Summertime in Atlanta is no joke. These days it’s in the upper 90s and humid almost every day. Today was no exception. It is currently 8pm and I am yet to leave my apartment just to avoid dealing with this awful heat. Confining myself to 500 square feet for the past 26 hours sounds depressing, but it’s been strangely enjoyable and relaxing. I caught up on the little random tasks that clutter my life. Taking out the trash, cleaning the kitchen, folding laundry, dusting surfaces, going through emails, and even planning out some future travels.
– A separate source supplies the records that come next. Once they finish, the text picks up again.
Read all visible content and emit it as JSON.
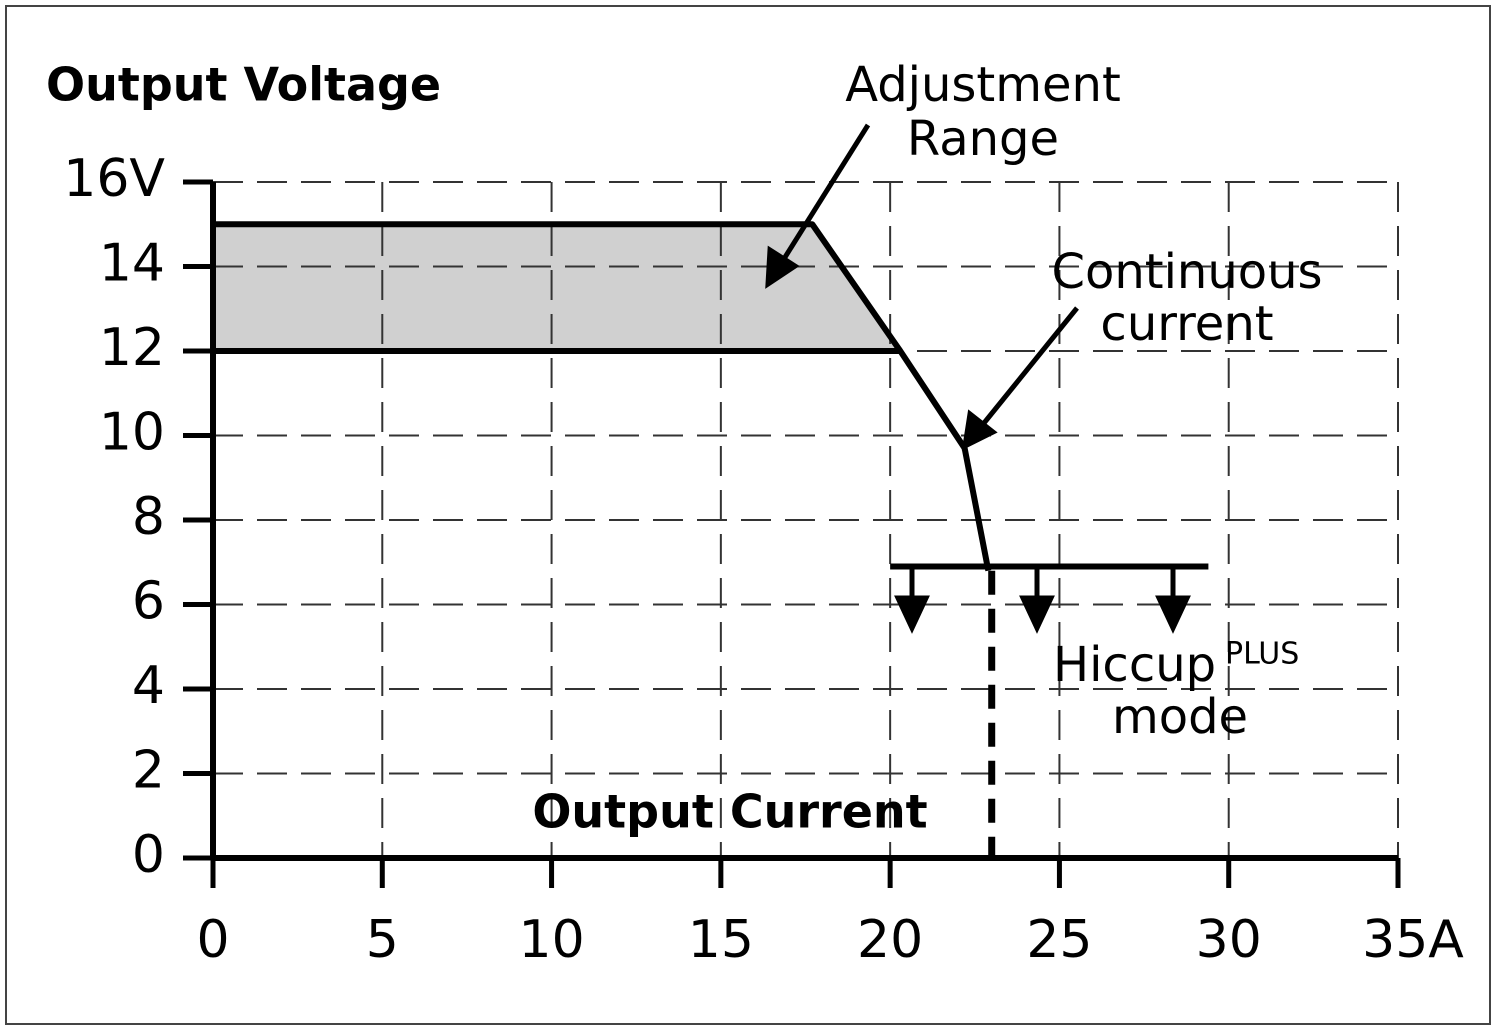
{
  "chart_data": {
    "type": "line",
    "y_label": "Output Voltage",
    "x_label": "Output Current",
    "xlim": [
      0,
      35
    ],
    "xticks": [
      0,
      5,
      10,
      15,
      20,
      25,
      30,
      {
        "value": 35,
        "label": "35A"
      }
    ],
    "ylim": [
      0,
      16
    ],
    "yticks": [
      0,
      2,
      4,
      6,
      8,
      10,
      12,
      14,
      {
        "value": 16,
        "label": "16V"
      }
    ],
    "grid": true,
    "band_color": "#d0d0d0",
    "series": [
      {
        "color": "#000000",
        "x": [
          0,
          17.7,
          20.3,
          22.2,
          22.9
        ],
        "values": [
          15,
          15,
          12,
          9.7,
          6.8
        ]
      },
      {
        "color": "#000000",
        "x": [
          0,
          20.3
        ],
        "values": [
          12,
          12
        ]
      },
      {
        "color": "#000000",
        "x": [
          20,
          29.4
        ],
        "values": [
          6.9,
          6.9
        ]
      },
      {
        "color": "#000000",
        "x": [
          23,
          23
        ],
        "values": [
          6.8,
          0
        ],
        "dashed": true
      }
    ],
    "annotations": [
      {
        "lines": [
          "Adjustment",
          "Range"
        ]
      },
      {
        "lines": [
          "Continuous",
          "current"
        ]
      },
      {
        "lines": [
          "Hiccup",
          "mode"
        ],
        "superscript": "PLUS"
      }
    ]
  }
}
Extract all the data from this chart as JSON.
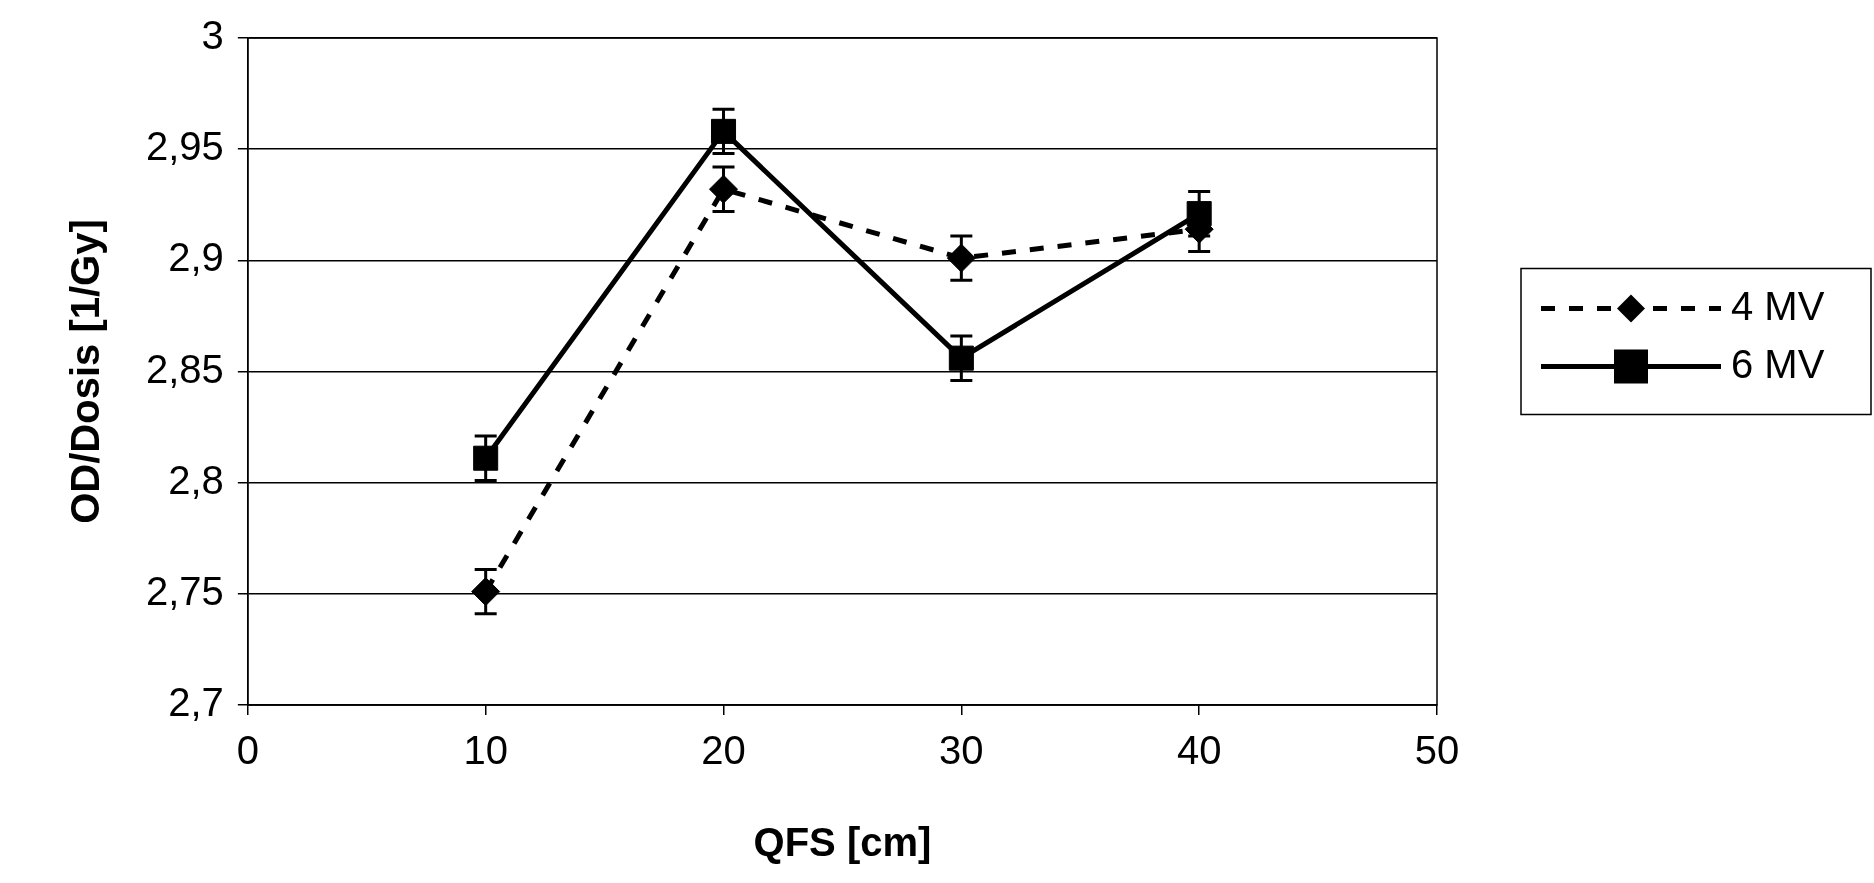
{
  "chart_data": {
    "type": "line",
    "xlabel": "QFS [cm]",
    "ylabel": "OD/Dosis [1/Gy]",
    "xlim": [
      0,
      50
    ],
    "xticks": [
      0,
      10,
      20,
      30,
      40,
      50
    ],
    "ylim": [
      2.7,
      3
    ],
    "yticks": [
      {
        "value": 2.7,
        "label": "2,7"
      },
      {
        "value": 2.75,
        "label": "2,75"
      },
      {
        "value": 2.8,
        "label": "2,8"
      },
      {
        "value": 2.85,
        "label": "2,85"
      },
      {
        "value": 2.9,
        "label": "2,9"
      },
      {
        "value": 2.95,
        "label": "2,95"
      },
      {
        "value": 3,
        "label": "3"
      }
    ],
    "grid": "y",
    "legend": "right",
    "series": [
      {
        "name": "4 MV",
        "color": "#000000",
        "x": [
          10,
          20,
          30,
          40
        ],
        "values": [
          2.751,
          2.932,
          2.901,
          2.914
        ],
        "errors": [
          0.01,
          0.01,
          0.01,
          0.01
        ],
        "marker": "diamond",
        "line_style": "dashed"
      },
      {
        "name": "6 MV",
        "color": "#000000",
        "x": [
          10,
          20,
          30,
          40
        ],
        "values": [
          2.811,
          2.958,
          2.856,
          2.921
        ],
        "errors": [
          0.01,
          0.01,
          0.01,
          0.01
        ],
        "marker": "square",
        "line_style": "solid"
      }
    ]
  }
}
I know it isn’t good to obsess about these endless little tasks, but sometimes it feels good to get them out of the way – well, perhaps just for a few days until it all starts again. Maybe I’m getting old, but the idea of staying in often sounds more appealing than going out. All with balance though, surely I’ll go out somewhere tomorrow.

Day 60 – 100 Happy Days

It’s tough to find happiness in weeks like this. Such devastating news all around the world and even here at home now. We need more empathy, more caring, more accepting. I’m thankful for all the folks out there who care about me. The ones who say happy birthday, Eid Mubarak, congratulations. Even a simple hey, what’s up, hello. With such darkness around us lately, these people make me happy and hopeful.